En estos tiempos de invasión del coaching y de las técnicas modernas de motivación alguna vez habrán escuchado la leyenda del peregrino que cerca de Chartres, en Francia, se encontró con tres canteros que estaban picando piedra al sol. Empujado por la curiosidad, el viajero le preguntó al primero de ellos en que consistía su trabajo y éste le respondió de mala manera que estaba harto y agotado de tanto moldear piedra bajo un sol de justicia, que su aspiración era dedicarse a otra cosa y escapar para siempre de aquel lugar. Se arrimó luego al segundo y le formuló la misma pregunta. El cantero le miró resignado y le dijo "estoy ayudando a hacer un muro. Es un trabajo muy duro, pero al menos me gano la vida y puedo dar de comer a mis hijos". Por último, el peregrino llegó a la altura del tercer obrero y repitió el proceso. El cantero le miró, sonrió y dijo: "Estoy levantando una hermosa catedral".
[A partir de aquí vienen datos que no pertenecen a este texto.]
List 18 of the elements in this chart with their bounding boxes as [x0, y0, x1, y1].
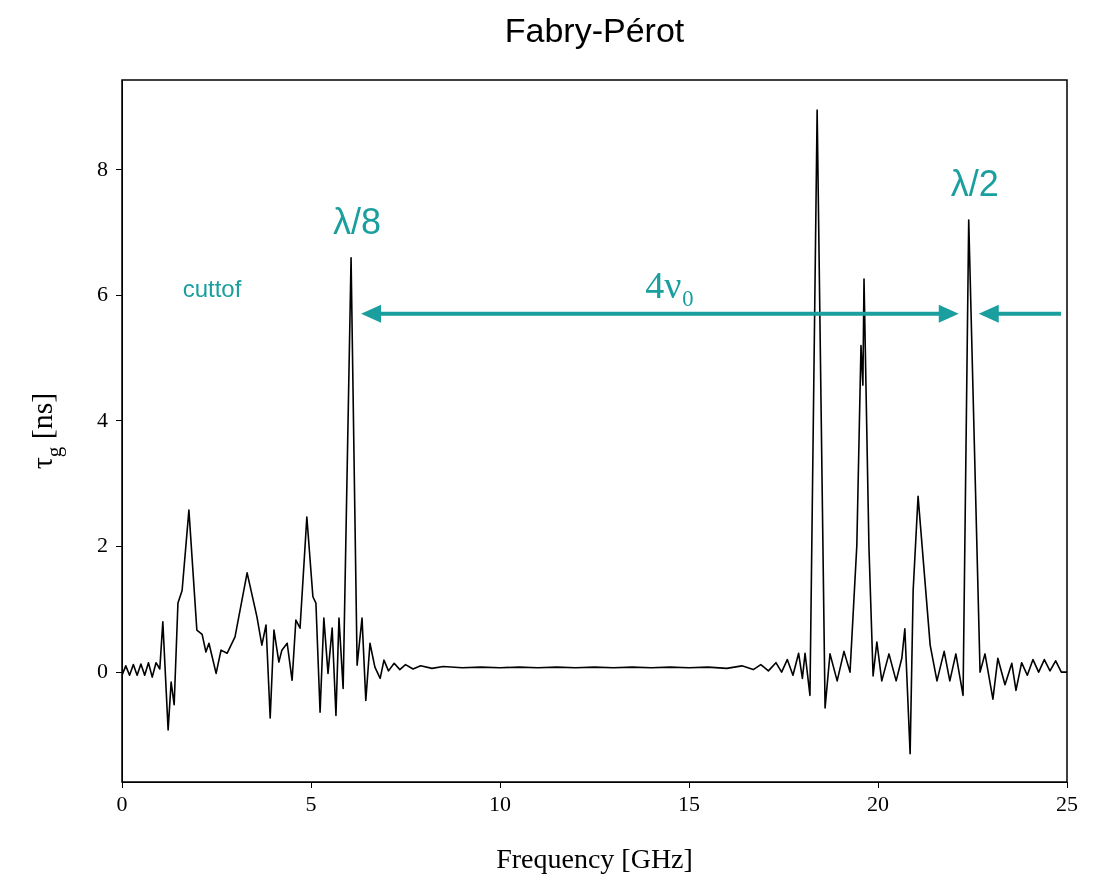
x-axis-title: Frequency [GHz] — [496, 843, 693, 874]
y-tick-label: 0 — [97, 657, 108, 683]
y-tick-label: 2 — [97, 532, 108, 558]
x-tick-label: 5 — [305, 790, 317, 816]
y-tick-label: 4 — [97, 406, 108, 432]
annotation: 4ν₀ — [645, 263, 695, 306]
y-tick-label: 6 — [97, 281, 108, 307]
x-tick-label: 15 — [678, 790, 700, 816]
chart-title: Fabry-Pérot — [504, 11, 685, 49]
x-tick-label: 10 — [489, 790, 511, 816]
annotation: cuttof — [182, 274, 242, 302]
annotation: λ/2 — [950, 163, 999, 205]
y-axis-title: τg [ns] — [25, 392, 66, 470]
annotation: λ/8 — [333, 200, 382, 242]
y-tick-label: 8 — [97, 155, 108, 181]
x-tick-label: 25 — [1056, 790, 1078, 816]
x-tick-label: 0 — [116, 790, 128, 816]
x-tick-label: 20 — [867, 790, 889, 816]
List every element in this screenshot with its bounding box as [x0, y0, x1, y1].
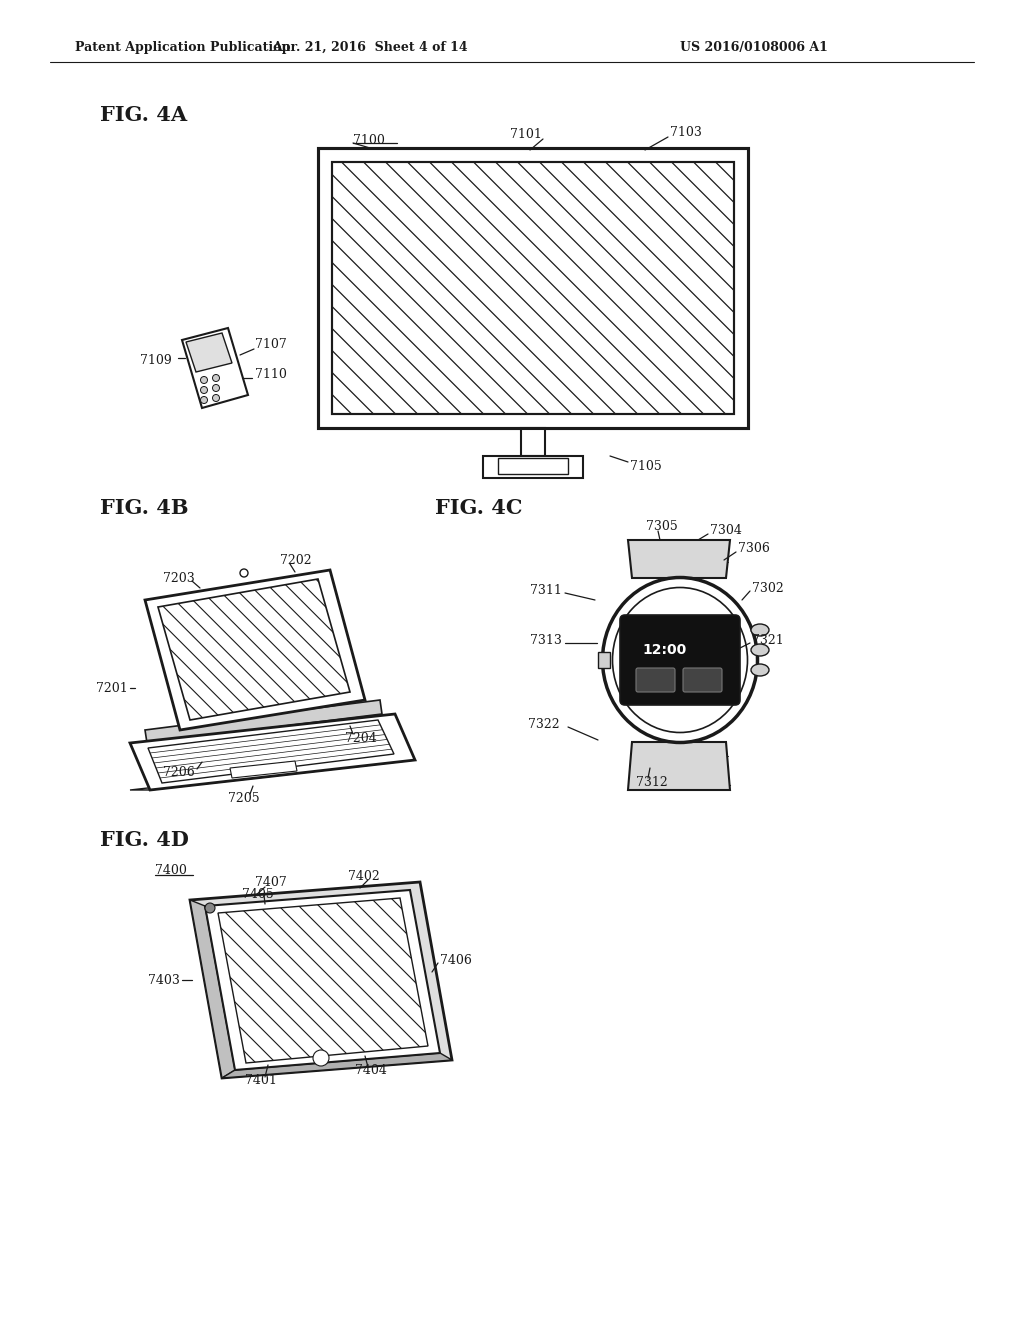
Polygon shape: [222, 1053, 452, 1078]
Text: US 2016/0108006 A1: US 2016/0108006 A1: [680, 41, 827, 54]
Circle shape: [201, 396, 208, 404]
Ellipse shape: [751, 644, 769, 656]
Text: 7105: 7105: [630, 459, 662, 473]
Bar: [318, 148, 748, 428]
Text: 7406: 7406: [440, 953, 472, 966]
Text: 7205: 7205: [228, 792, 260, 804]
Polygon shape: [130, 760, 415, 789]
Text: 7302: 7302: [752, 582, 783, 594]
Text: 7321: 7321: [752, 634, 783, 647]
Text: 7404: 7404: [355, 1064, 387, 1077]
Bar: [332, 162, 734, 414]
Circle shape: [213, 395, 219, 401]
Text: 7403: 7403: [148, 974, 180, 986]
Ellipse shape: [751, 624, 769, 636]
Text: 7401: 7401: [245, 1073, 276, 1086]
Circle shape: [313, 1049, 329, 1067]
Text: FIG. 4B: FIG. 4B: [100, 498, 188, 517]
Polygon shape: [230, 762, 297, 777]
Text: 7100: 7100: [353, 133, 385, 147]
Ellipse shape: [612, 587, 748, 733]
Circle shape: [213, 375, 219, 381]
Polygon shape: [190, 882, 452, 1078]
Circle shape: [201, 376, 208, 384]
FancyBboxPatch shape: [636, 668, 675, 692]
Text: Apr. 21, 2016  Sheet 4 of 14: Apr. 21, 2016 Sheet 4 of 14: [272, 41, 468, 54]
Text: 7110: 7110: [255, 368, 287, 381]
Text: 7407: 7407: [255, 876, 287, 890]
Text: 7322: 7322: [528, 718, 560, 730]
Circle shape: [213, 384, 219, 392]
Text: 7312: 7312: [636, 776, 668, 788]
Text: 7400: 7400: [155, 863, 186, 876]
Text: 12:00: 12:00: [643, 643, 687, 657]
Text: 7109: 7109: [140, 354, 172, 367]
Bar: [598, 652, 610, 668]
Bar: [332, 162, 734, 414]
Circle shape: [205, 903, 215, 913]
Text: FIG. 4C: FIG. 4C: [435, 498, 522, 517]
Ellipse shape: [602, 578, 758, 742]
Bar: [318, 148, 748, 428]
Text: 7107: 7107: [255, 338, 287, 351]
Text: 7305: 7305: [646, 520, 678, 533]
Polygon shape: [190, 900, 234, 1078]
FancyBboxPatch shape: [620, 615, 740, 705]
FancyBboxPatch shape: [683, 668, 722, 692]
Text: 7203: 7203: [163, 572, 195, 585]
Bar: [498, 458, 568, 474]
Text: 7313: 7313: [530, 634, 562, 647]
Text: Patent Application Publication: Patent Application Publication: [75, 41, 291, 54]
Text: 7206: 7206: [163, 766, 195, 779]
Text: 7304: 7304: [710, 524, 741, 536]
Polygon shape: [145, 700, 382, 743]
Polygon shape: [130, 714, 415, 789]
Circle shape: [240, 569, 248, 577]
Text: 7405: 7405: [242, 888, 273, 902]
Text: 7101: 7101: [510, 128, 542, 141]
Bar: [521, 428, 545, 455]
Polygon shape: [628, 742, 730, 789]
Text: 7204: 7204: [345, 731, 377, 744]
Circle shape: [201, 387, 208, 393]
Text: 7103: 7103: [670, 127, 701, 140]
Text: FIG. 4A: FIG. 4A: [100, 106, 187, 125]
Text: 7306: 7306: [738, 541, 770, 554]
Text: 7311: 7311: [530, 583, 562, 597]
Polygon shape: [628, 540, 730, 578]
Polygon shape: [148, 719, 394, 783]
Text: 7201: 7201: [96, 681, 128, 694]
Text: 7402: 7402: [348, 870, 380, 883]
Polygon shape: [145, 570, 365, 730]
Polygon shape: [182, 327, 248, 408]
Bar: [483, 455, 583, 478]
Text: FIG. 4D: FIG. 4D: [100, 830, 188, 850]
Ellipse shape: [751, 664, 769, 676]
Text: 7202: 7202: [280, 553, 311, 566]
Polygon shape: [205, 890, 440, 1071]
Polygon shape: [186, 333, 232, 372]
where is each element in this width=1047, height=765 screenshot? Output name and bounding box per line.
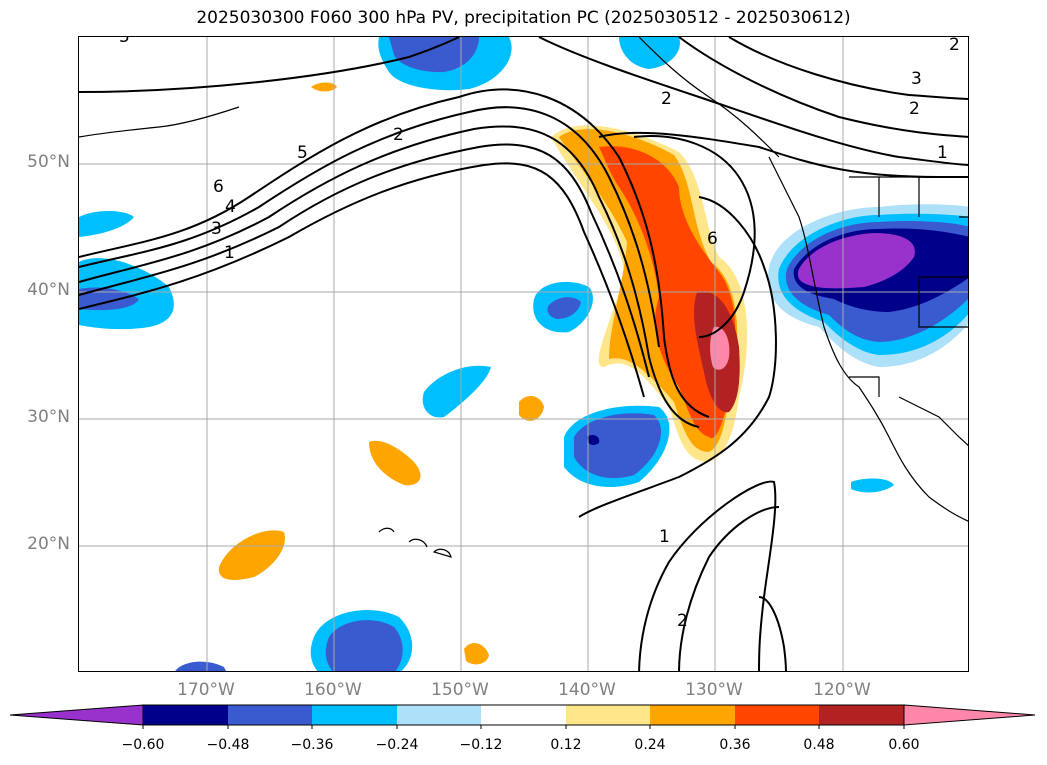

Ese tercer cantero, el que con un puñado de piedras bien trabajadas es capaz de imaginar la catedral que serán un día, es Eduardo Berizzo. La historieta sirve para explicar lo importante que es la actitud a la hora de encarar un trabajo o un objetivo y ayuda a ver mucho más allá de lo evidente. Desde que puso el pie en Vigo para dirigir al equipo, avalado por un currículo como técnico aún escaso, Berizzo lo hizo convencido de que llegaba al Celta para levantar una catedral, para aparcar todos esos viejos complejos, liberar al equipo de la pesada carga que suponían las derrotas pasadas y empujarlo lo más lejos posible, allí donde nadie había alcanzado. Ayer lo consiguió. Acompañado de una plantilla de jugadores para quienes defender esa camiseta no es un trabajo más, el Celta ha borrado el estigma de esos cuartos de final malditos que acompañaron al club desde el año 2001. Marsella, Lens y Barcelona, por unos motivos o por otros, formaban parte de la inmensa leyenda negra de este club. Tres eliminatorias cargadas de drama, de malas decisiones, de injusticias arbitrales y en las que la historia pesó mucho más que la calidad de la fabulosa plantilla que tenía el Celta entonces. A la hora de la verdad, aquellos futbolistas que eran capaces de desarbolar un domingo cualquiera a los mejores equipos del país no pudieron con la pesada carga que suponían los casi ochenta años de vida del club, la sequía de títulos y de finales. No es tan fácil acabar con el fatalismo por muy buen equipo que tengas. Llega el momento en el que los partidos no se ganan solo con las piernas, sino con las entrañas. Y eso le faltó al maravilloso Celta de comienzos de siglo.

Ante ese mismo desafío, el que no fueron capaces de saltar Mostovoi, Karpin y compañía, una plantilla que abanderan un grupo de chicos nacidos en Moaña, Matamá, Catoira y Marín elevaron al Celta a una dimensión absolutamente desconocida. Y lo hicieron con la herida aún reciente de Vitoria, donde se apagó uno de esos sueños cuando solo faltaban nueve minutos para alcanzar la prórroga. En aquella ocasión, con la amargura y el dolor cubriéndolo todo, decíamos que la obligación del equipo era levantarse, aprender y seguir llamando a esa maldita puerta a la espera de que un día se abriese al final. De la derrota ante el Alavés aprendió Berizzo y también lo hicieron sus futbolistas. En Genk el Celta, irregular en el desarrollo del partido, tuvo la entereza y la personalidad que le faltaron en Marsella, en Lens y también en Barcelona. Cuando el viento sopló en contra y las plegarias llenaban la ciudad, supieron apretar los dientes para que nadie pudiese con su sueño. Todos ellos vieron con claridad la catedral de la que Berizzo lleva meses hablándoles desde que por primera vez les miró a los ojos.